2

I have the following question about You Only Look Once (YOLO) algorithm, for object detection.

I have to develop a neural network to recognize web components in web applications - for example, login forms, text boxes, and so on. In this context, I have to consider that the position of the objects on the page may vary, for example, when you scroll up or down.

The question is, would YOLO be able to detect objects in "different" positions? Would the changes affect the recognition precision? In other words, how to achieve translation invariance? Also, what about partial occlusions?

My guess is that it depends on the relevance of the examples in the dataset: if enough translated / partially occluded examples are present, it should work fine.

If possible, I would appreciate papers or references on this matter.

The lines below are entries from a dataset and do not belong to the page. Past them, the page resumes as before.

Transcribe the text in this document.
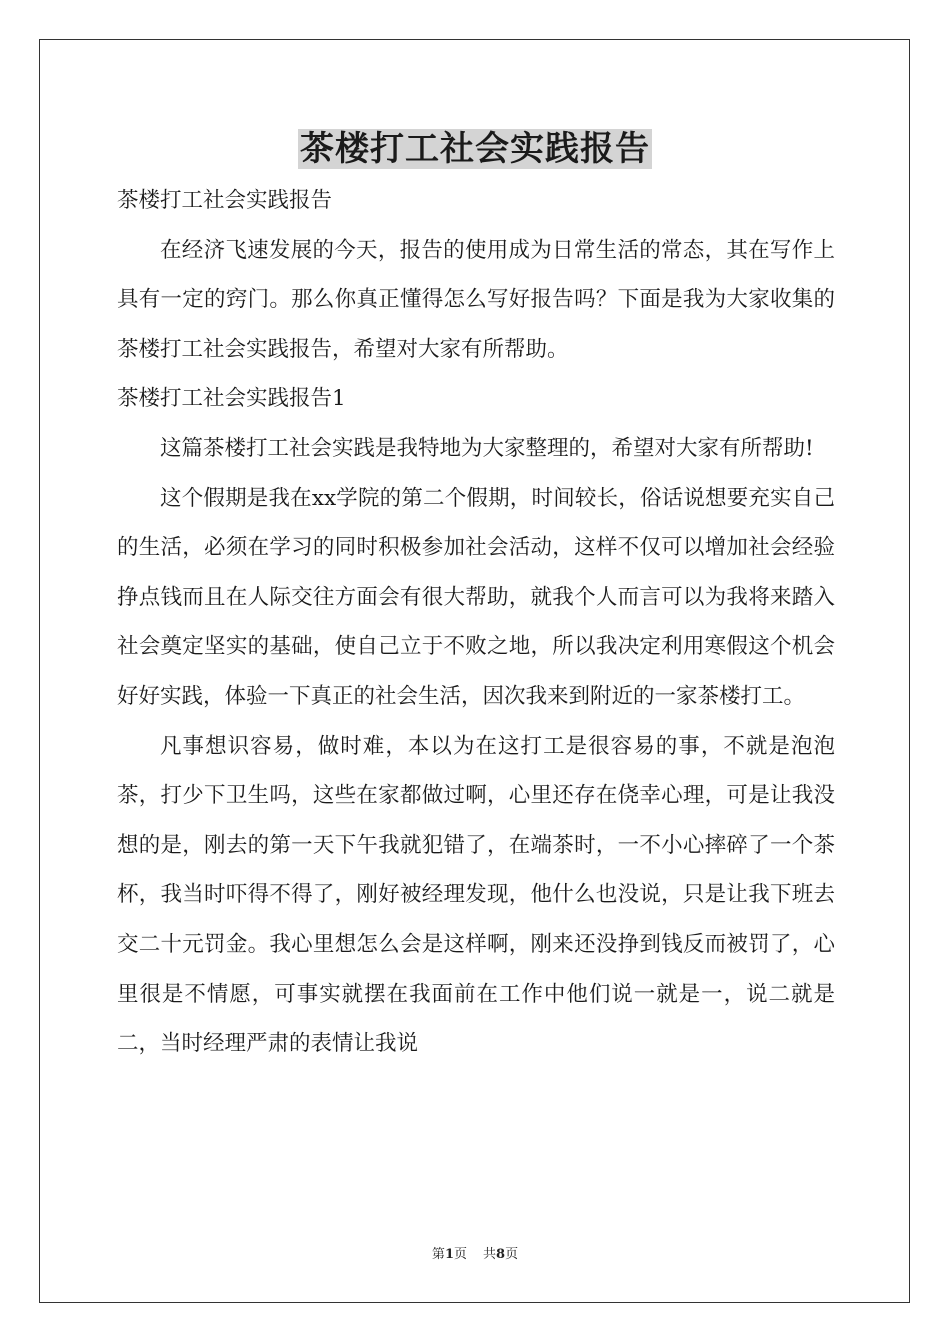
茶楼打工社会实践报告

茶楼打工社会实践报告

在经济飞速发展的今天，报告的使用成为日常生活的常态，其在写作上具有一定的窍门。那么你真正懂得怎么写好报告吗？下面是我为大家收集的茶楼打工社会实践报告，希望对大家有所帮助。

茶楼打工社会实践报告1

这篇茶楼打工社会实践是我特地为大家整理的，希望对大家有所帮助!

这个假期是我在xx学院的第二个假期，时间较长，俗话说想要充实自己的生活，必须在学习的同时积极参加社会活动，这样不仅可以增加社会经验挣点钱而且在人际交往方面会有很大帮助，就我个人而言可以为我将来踏入社会奠定坚实的基础，使自己立于不败之地，所以我决定利用寒假这个机会好好实践，体验一下真正的社会生活，因次我来到附近的一家茶楼打工。

凡事想识容易，做时难，本以为在这打工是很容易的事，不就是泡泡茶，打少下卫生吗，这些在家都做过啊，心里还存在侥幸心理，可是让我没想的是，刚去的第一天下午我就犯错了，在端茶时，一不小心摔碎了一个茶杯，我当时吓得不得了，刚好被经理发现，他什么也没说，只是让我下班去交二十元罚金。我心里想怎么会是这样啊，刚来还没挣到钱反而被罚了，心里很是不情愿，可事实就摆在我面前在工作中他们说一就是一，说二就是二，当时经理严肃的表情让我说

第1页 共8页
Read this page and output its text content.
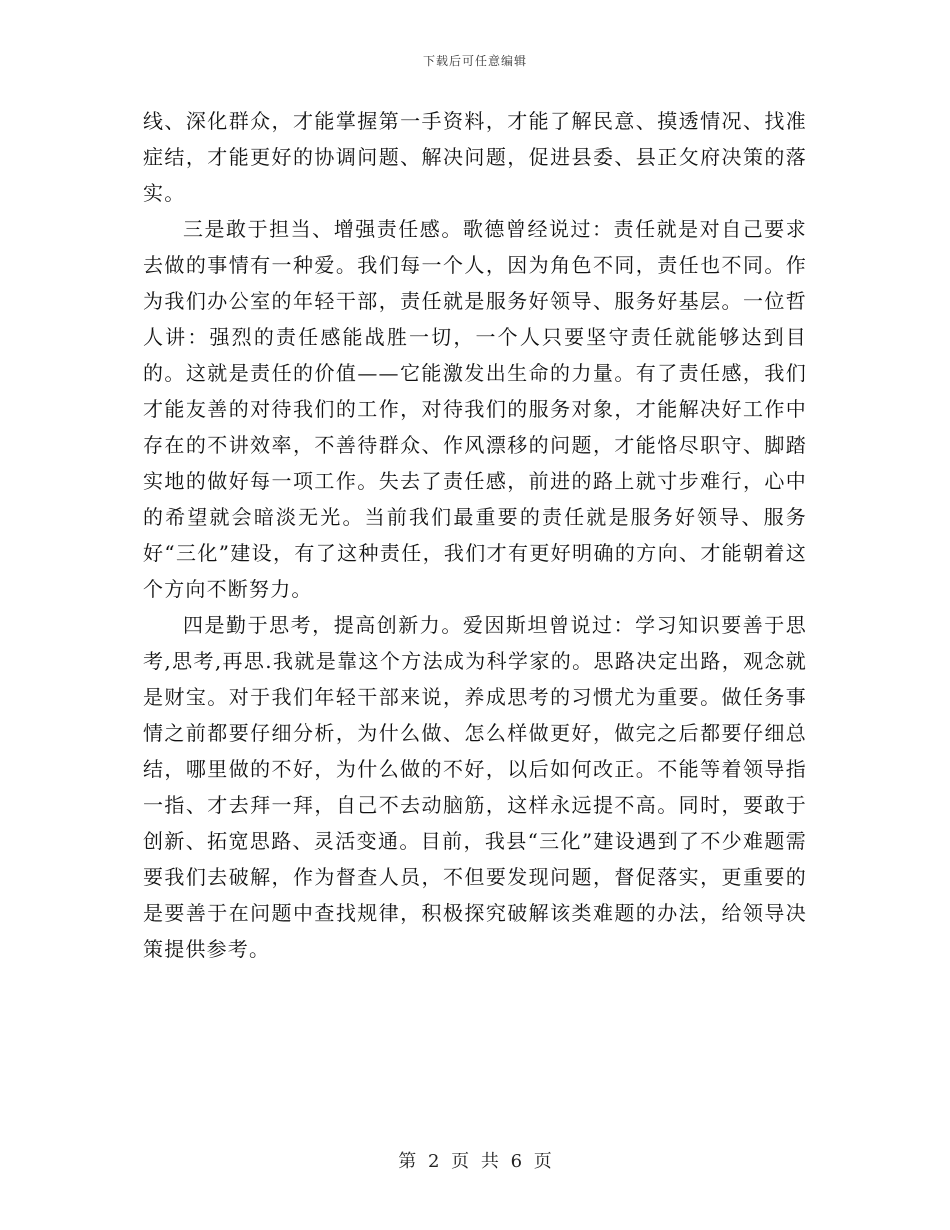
下载后可任意编辑

线、深化群众，才能掌握第一手资料，才能了解民意、摸透情况、找准症结，才能更好的协调问题、解决问题，促进县委、县正攵府决策的落实。

三是敢于担当、增强责任感。歌德曾经说过：责任就是对自己要求去做的事情有一种爱。我们每一个人，因为角色不同，责任也不同。作为我们办公室的年轻干部，责任就是服务好领导、服务好基层。一位哲人讲：强烈的责任感能战胜一切，一个人只要坚守责任就能够达到目的。这就是责任的价值——它能激发出生命的力量。有了责任感，我们才能友善的对待我们的工作，对待我们的服务对象，才能解决好工作中存在的不讲效率，不善待群众、作风漂移的问题，才能恪尽职守、脚踏实地的做好每一项工作。失去了责任感，前进的路上就寸步难行，心中的希望就会暗淡无光。当前我们最重要的责任就是服务好领导、服务好“三化”建设，有了这种责任，我们才有更好明确的方向、才能朝着这个方向不断努力。

四是勤于思考，提高创新力。爱因斯坦曾说过：学习知识要善于思考,思考,再思.我就是靠这个方法成为科学家的。思路决定出路，观念就是财宝。对于我们年轻干部来说，养成思考的习惯尤为重要。做任务事情之前都要仔细分析，为什么做、怎么样做更好，做完之后都要仔细总结，哪里做的不好，为什么做的不好，以后如何改正。不能等着领导指一指、才去拜一拜，自己不去动脑筋，这样永远提不高。同时，要敢于创新、拓宽思路、灵活变通。目前，我县“三化”建设遇到了不少难题需要我们去破解，作为督查人员，不但要发现问题，督促落实，更重要的是要善于在问题中查找规律，积极探究破解该类难题的办法，给领导决策提供参考。

第 2 页 共 6 页
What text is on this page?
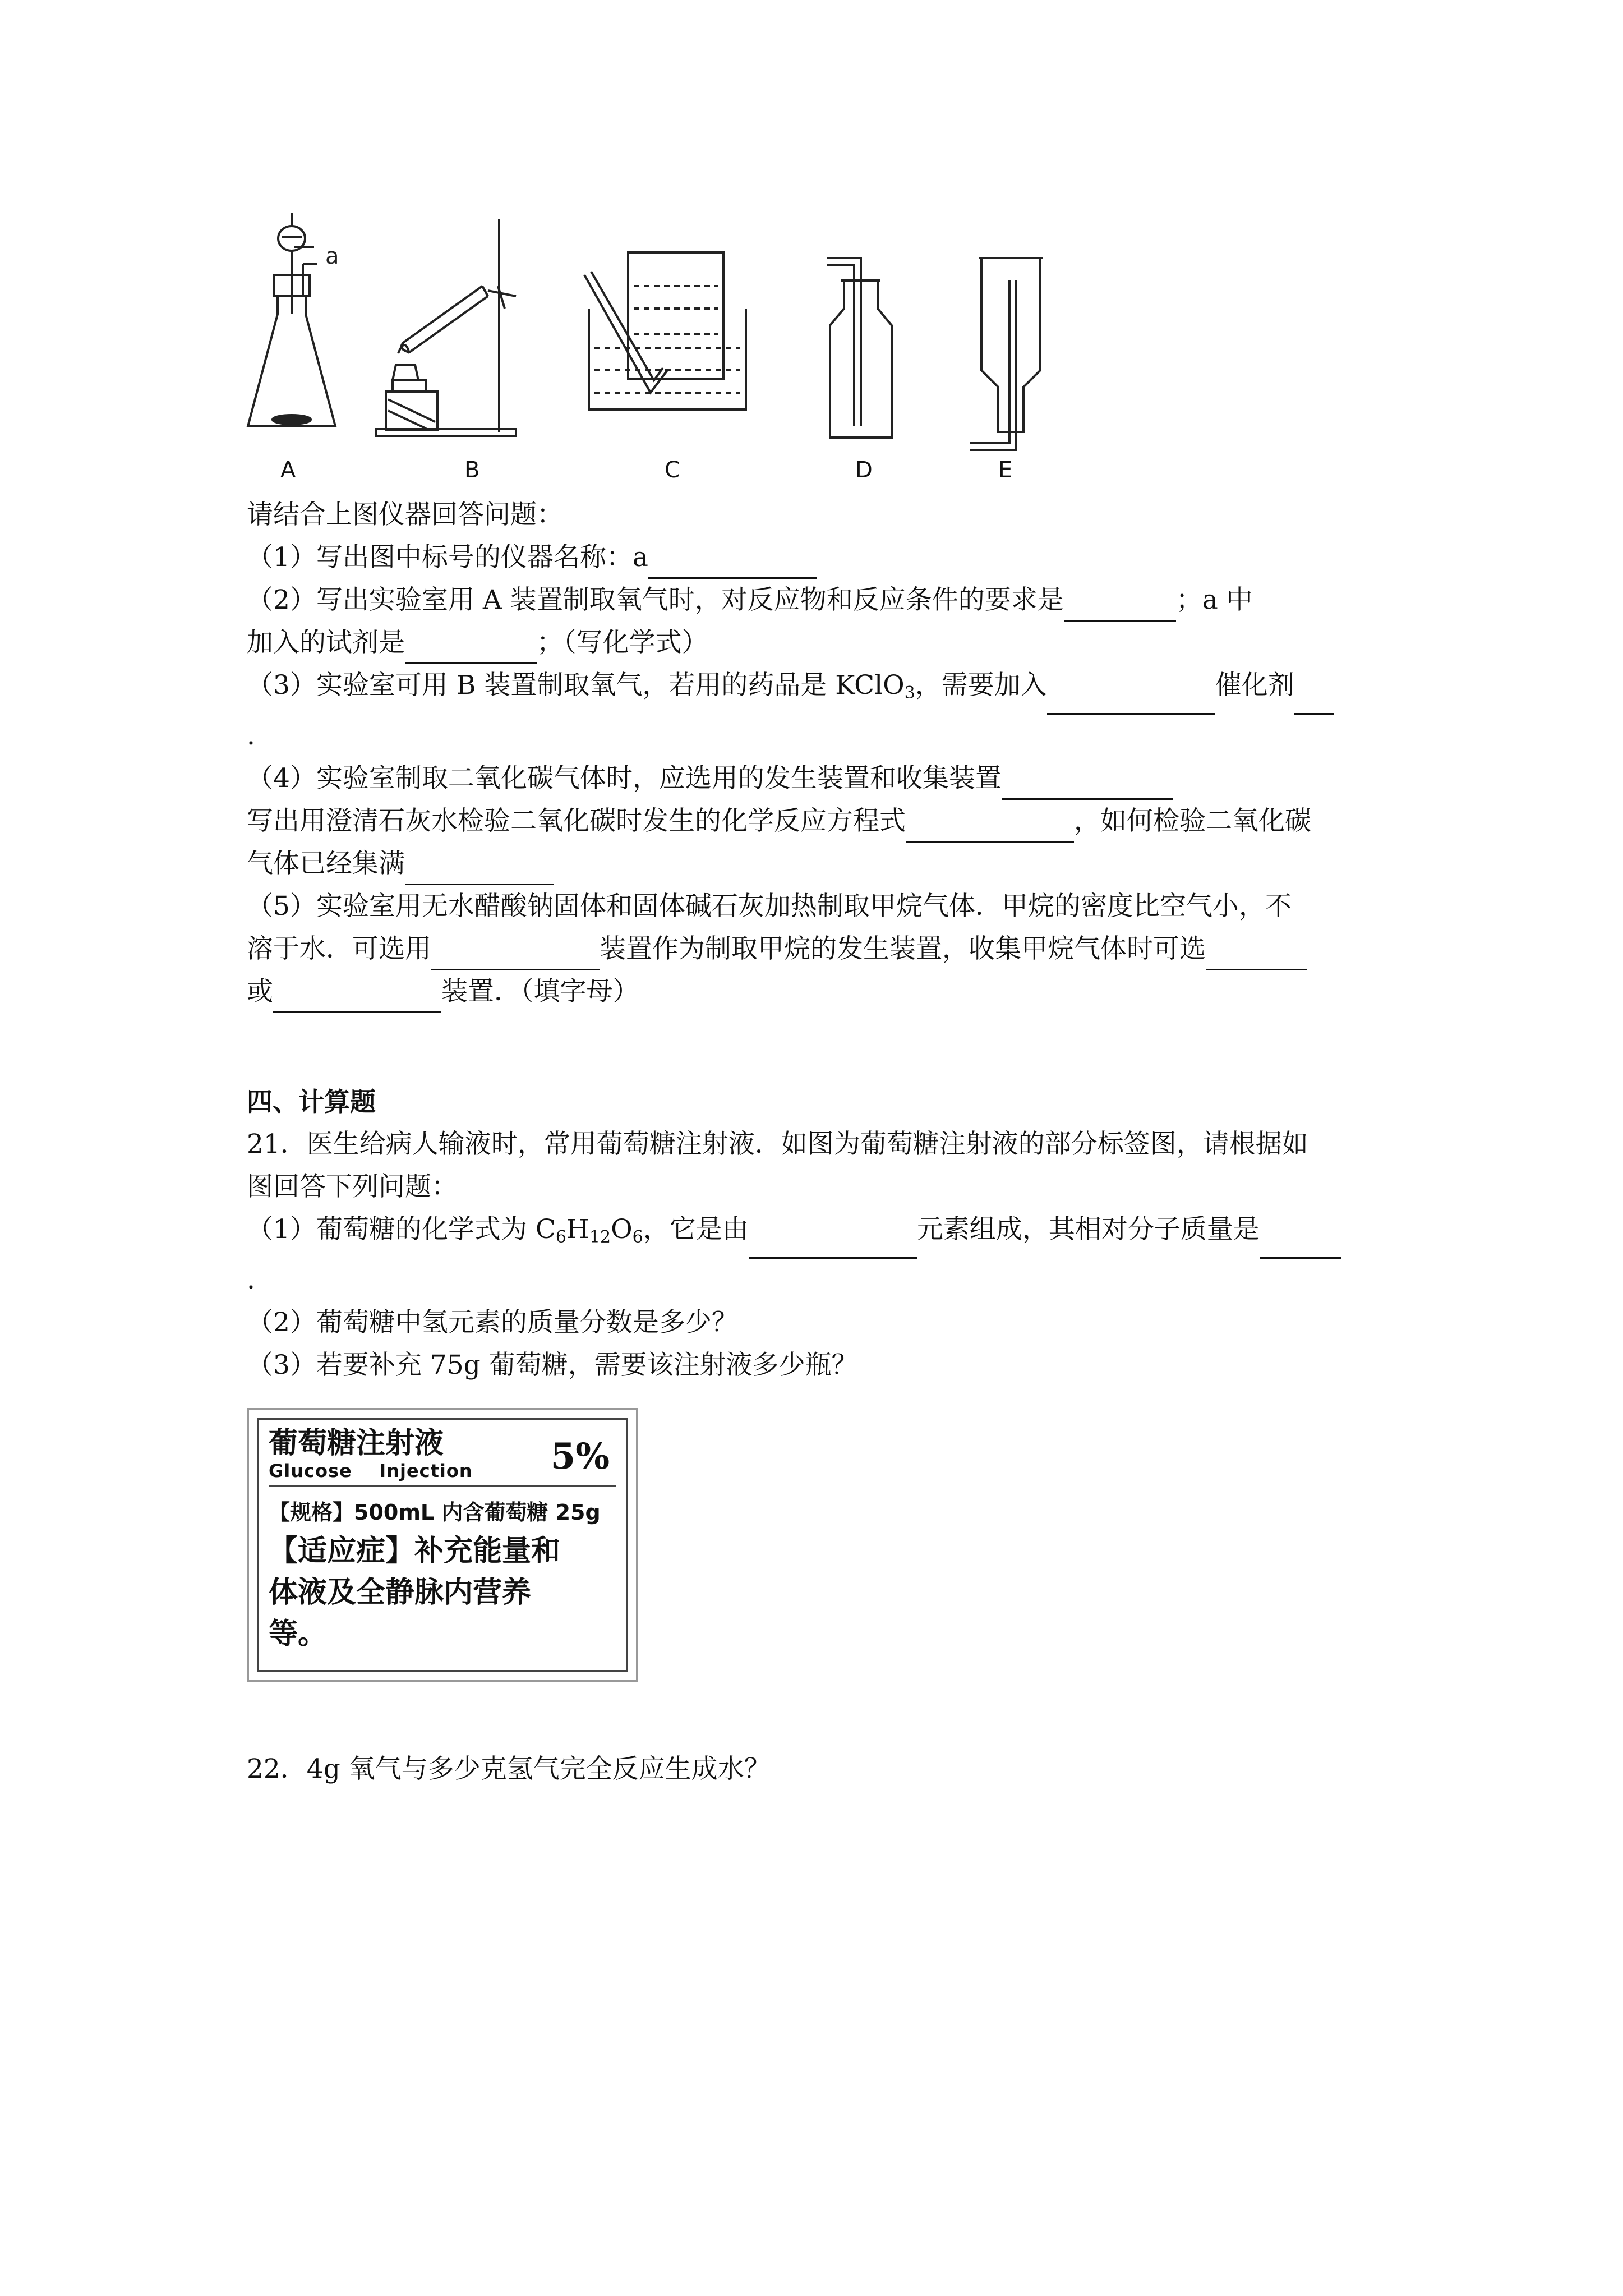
a
A	B	C	D	E
请结合上图仪器回答问题：
（1）写出图中标号的仪器名称：a
（2）写出实验室用 A 装置制取氧气时，对反应物和反应条件的要求是	；a 中
加入的试剂是	；（写化学式）
（3）实验室可用 B 装置制取氧气，若用的药品是 KClO$_3$，需要加入	催化剂
.
（4）实验室制取二氧化碳气体时，应选用的发生装置和收集装置
写出用澄清石灰水检验二氧化碳时发生的化学反应方程式	，如何检验二氧化碳
气体已经集满
（5）实验室用无水醋酸钠固体和固体碱石灰加热制取甲烷气体．甲烷的密度比空气小，不
溶于水．可选用	装置作为制取甲烷的发生装置，收集甲烷气体时可选
或	装置．（填字母）
四、计算题
21．医生给病人输液时，常用葡萄糖注射液．如图为葡萄糖注射液的部分标签图，请根据如
图回答下列问题：
（1）葡萄糖的化学式为 $C_6H_{12}O_6$，它是由	元素组成，其相对分子质量是
.
（2）葡萄糖中氢元素的质量分数是多少？
（3）若要补充 75g 葡萄糖，需要该注射液多少瓶？
葡萄糖注射液	5%
Glucose    Injection
【规格】500mL 内含葡萄糖 25g
【适应症】补充能量和
体液及全静脉内营养
等。
22．4g 氧气与多少克氢气完全反应生成水？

(PS: if anyone knows about a labeled dataset for this task, I would really be grateful if you let me know.)

nbro
  • 39,006
  • 12
  • 98
  • 176
giada
  • 21
  • 3
  • think of any classification and localization tasks : objects are never at the same position, but the network is able to find these objects well. Why sould it be different for your task ? :) – Jérémy Blain Aug 20 '18 at 13:57
  • You can check this playlist for the needed information: https://www.youtube.com/playlist?list=PLKHYJbyeQ1a3tMm-Wm6YLRzfW1UmwdUIN – Amr Khaled Apr 22 '21 at 13:23
  • Some authors distinguish between translational invariance (the network's output isn't affected by the object appearing in a different part of the image, at an image classification task) from translational equivariance (the identified bounding box moves along with the moved image). – NikoNyrh Jan 17 '22 at 18:43

3 Answers3

1

As I know about the YOLO, its algorithm splits the whole picture into many small frames and performs classification and boundaries detection at once for every frame, so that the location of the object does not matter.

Shayan Shafiq
  • 350
  • 1
  • 4
  • 12
0

As you said, a CNN would be able to detect objects in different positions if the dataset contains enough examples of such cases, though the network is able to generalize and should be able to detect objects in slightly changed positions and orientations.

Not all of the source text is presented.